South Sudan is “on the brink of an all-out ethnic civil war which could destabilize the entire region,” Yasmin Sooka, the head of a team of UN human rights investigators told the UN Human Rights Council on Wednesday.
The meeting was held in Berlin, Germany at the request of 40 nations, led by the United States. Delegates were given a detailed report from the three UN experts on what they had found after a 10-day trip to the country in late November, reports CTV News.
Sooka described a country on the brink of catastrophe, where tens-of-thousands have been killed, thousands of women have been raped, including children as young as two-years-old. Sooka also said the economy has been crushed, with the inflation rate over 800 percent in October.
She said gang-rape was happening on an “epic scale,” citing cases where women were being raped at a UN site in the capital Juba, within sight of UN peacekeepers, reports Reuters-UK.
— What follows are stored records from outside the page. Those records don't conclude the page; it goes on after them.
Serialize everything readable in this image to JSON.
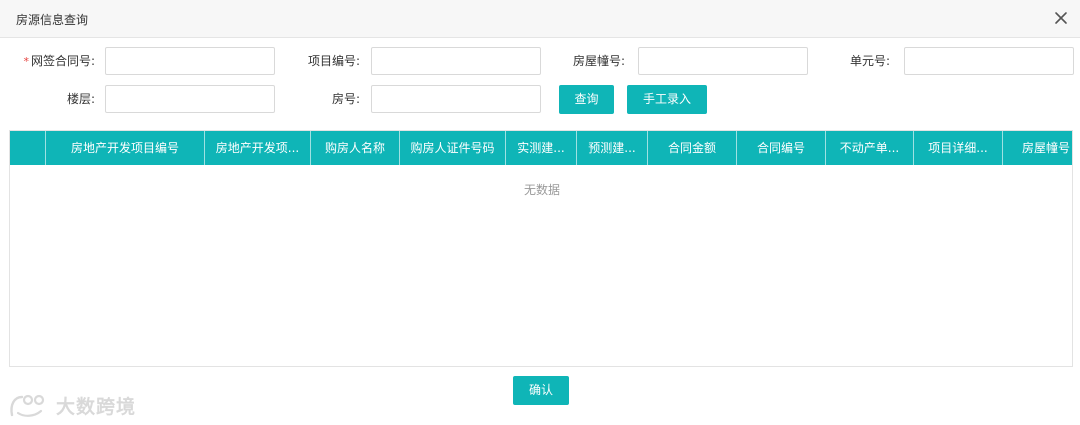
{
  "dialog": {
    "title": "房源信息查询"
  },
  "form": {
    "contract_no": {
      "label": "网签合同号:",
      "required_mark": "*",
      "value": "",
      "placeholder": ""
    },
    "project_no": {
      "label": "项目编号:",
      "value": "",
      "placeholder": ""
    },
    "building_no": {
      "label": "房屋幢号:",
      "value": "",
      "placeholder": ""
    },
    "unit_no": {
      "label": "单元号:",
      "value": "",
      "placeholder": ""
    },
    "floor": {
      "label": "楼层:",
      "value": "",
      "placeholder": ""
    },
    "room_no": {
      "label": "房号:",
      "value": "",
      "placeholder": ""
    },
    "query_label": "查询",
    "manual_label": "手工录入"
  },
  "table": {
    "columns": [
      "",
      "房地产开发项目编号",
      "房地产开发项...",
      "购房人名称",
      "购房人证件号码",
      "实测建...",
      "预测建...",
      "合同金额",
      "合同编号",
      "不动产单...",
      "项目详细...",
      "房屋幢号"
    ],
    "rows": [],
    "empty_text": "无数据"
  },
  "footer": {
    "confirm_label": "确认"
  },
  "watermark": {
    "text": "大数跨境"
  },
  "colors": {
    "accent": "#0fb5b7",
    "required": "#e64340"
  }
}
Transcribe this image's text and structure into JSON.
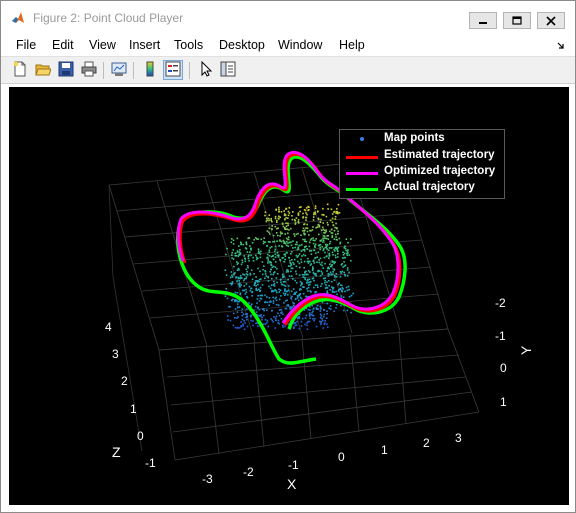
{
  "window": {
    "title": "Figure 2: Point Cloud Player"
  },
  "menu": {
    "items": [
      "File",
      "Edit",
      "View",
      "Insert",
      "Tools",
      "Desktop",
      "Window",
      "Help"
    ]
  },
  "toolbar": {
    "buttons": [
      "new-figure-icon",
      "open-file-icon",
      "save-icon",
      "print-icon",
      "link-plot-icon",
      "colorbar-icon",
      "legend-icon",
      "pointer-icon",
      "property-inspector-icon"
    ]
  },
  "legend": {
    "entries": [
      {
        "label": "Map points",
        "color": "#3a7fe0",
        "style": "marker"
      },
      {
        "label": "Estimated trajectory",
        "color": "#ff0000",
        "style": "line"
      },
      {
        "label": "Optimized trajectory",
        "color": "#ff00ff",
        "style": "line"
      },
      {
        "label": "Actual trajectory",
        "color": "#00ff00",
        "style": "line"
      }
    ]
  },
  "axes": {
    "x_label": "X",
    "y_label": "Y",
    "z_label": "Z",
    "x_ticks": [
      "-3",
      "-2",
      "-1",
      "0",
      "1",
      "2",
      "3"
    ],
    "y_ticks": [
      "-2",
      "-1",
      "0",
      "1"
    ],
    "z_ticks": [
      "-1",
      "0",
      "1",
      "2",
      "3",
      "4"
    ]
  },
  "colors": {
    "background": "#000000",
    "estimated": "#ff0000",
    "optimized": "#ff00ff",
    "actual": "#00ff00"
  }
}
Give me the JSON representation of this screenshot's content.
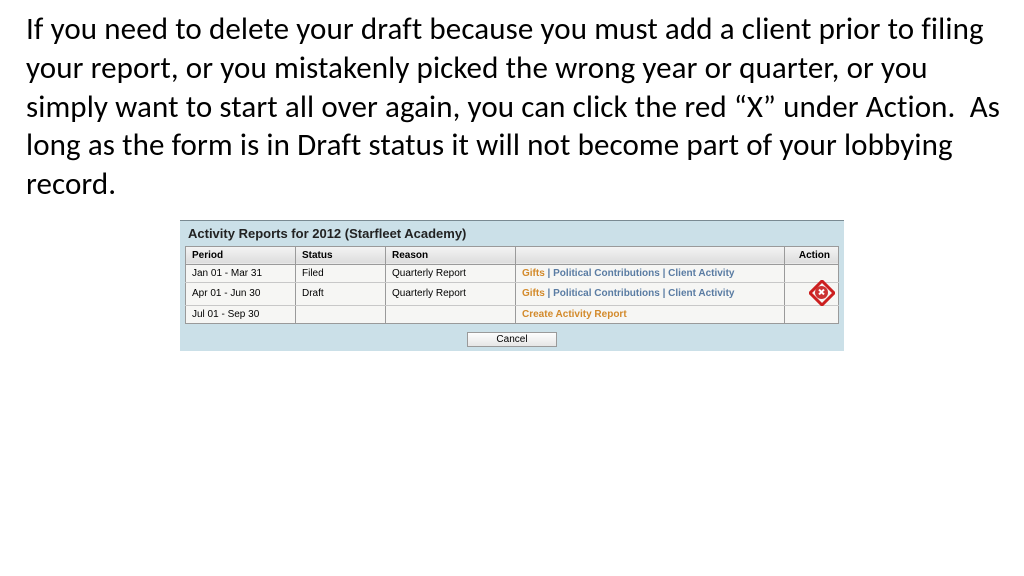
{
  "instruction_text": "If you need to delete your draft because you must add a client prior to filing your report, or you mistakenly picked the wrong year or quarter, or you simply want to start all over again, you can click the red “X” under Action.  As long as the form is in Draft status it will not become part of your lobbying record.",
  "panel": {
    "title": "Activity Reports for 2012 (Starfleet Academy)",
    "headers": {
      "period": "Period",
      "status": "Status",
      "reason": "Reason",
      "action": "Action"
    },
    "rows": [
      {
        "period": "Jan 01 - Mar 31",
        "status": "Filed",
        "reason": "Quarterly Report",
        "links": {
          "gifts": "Gifts",
          "political": "Political Contributions",
          "client": "Client Activity"
        },
        "deletable": false
      },
      {
        "period": "Apr 01 - Jun 30",
        "status": "Draft",
        "reason": "Quarterly Report",
        "links": {
          "gifts": "Gifts",
          "political": "Political Contributions",
          "client": "Client Activity"
        },
        "deletable": true
      },
      {
        "period": "Jul 01 - Sep 30",
        "status": "",
        "reason": "",
        "create_link": "Create Activity Report",
        "deletable": false
      }
    ],
    "separator": " | ",
    "cancel_label": "Cancel"
  }
}
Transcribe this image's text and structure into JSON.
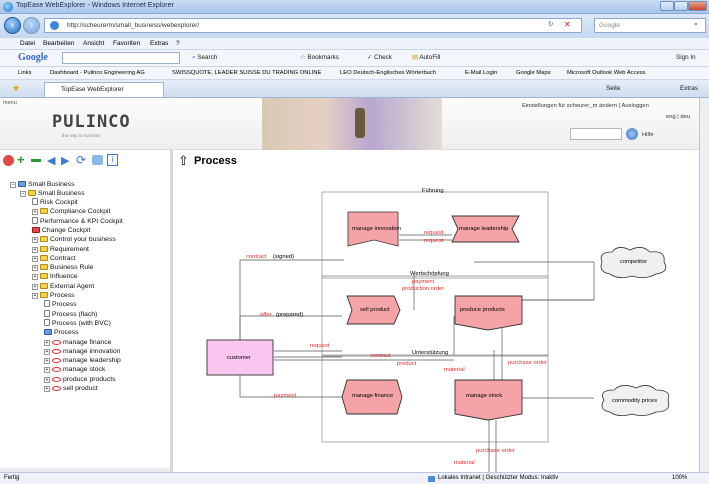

The report also stressed that there was every indication that a “process of ethnic cleansing” has now started in earnest across the country. Sooka added that with the start of the dry season, fighting was expected to get a lot worse.
Africa’s youngest country
South Sudan didn’t gain its independence until 2011, and that was only after a 22-year-long civil war in Sudan. And just when the world thought South Sudan was going to move forward with their independence, a long-running feud between President Salva Kiir and his former deputy, Riek Machar deteriorated into civil war in 2013.
President Kiir has staunchly denied claims of any ethnic cleansing going on, while South Sudan’s ambassador, Kuol Alor Kuol Arop, said at the council meeting today his country saw no need for the special session to discuss his country.
Zeid Ra’ad al-Hussein, the UN high commissioner for human rights, urged the council to call on South Sudan’s leaders to “refrain from violence and ethnic hatred.”
1994 Rwanda-like genocide feared
There is the very real fear that what the world is seeing is the beginning of an ethnic cleansing to rival the 1994 Rwandan genocide. VOX reminds us that around 800,000 people were slaughtered in a 100-day period while the world sat back and watched.
Former President, Bill Clinton has called the failure to intervene in Rwanda one of his biggest regrets. “I do feel a lifetime responsibility,” he told ABC in 2008, while on a trip to the country. “I feel like a lot of people … had something to do with it.”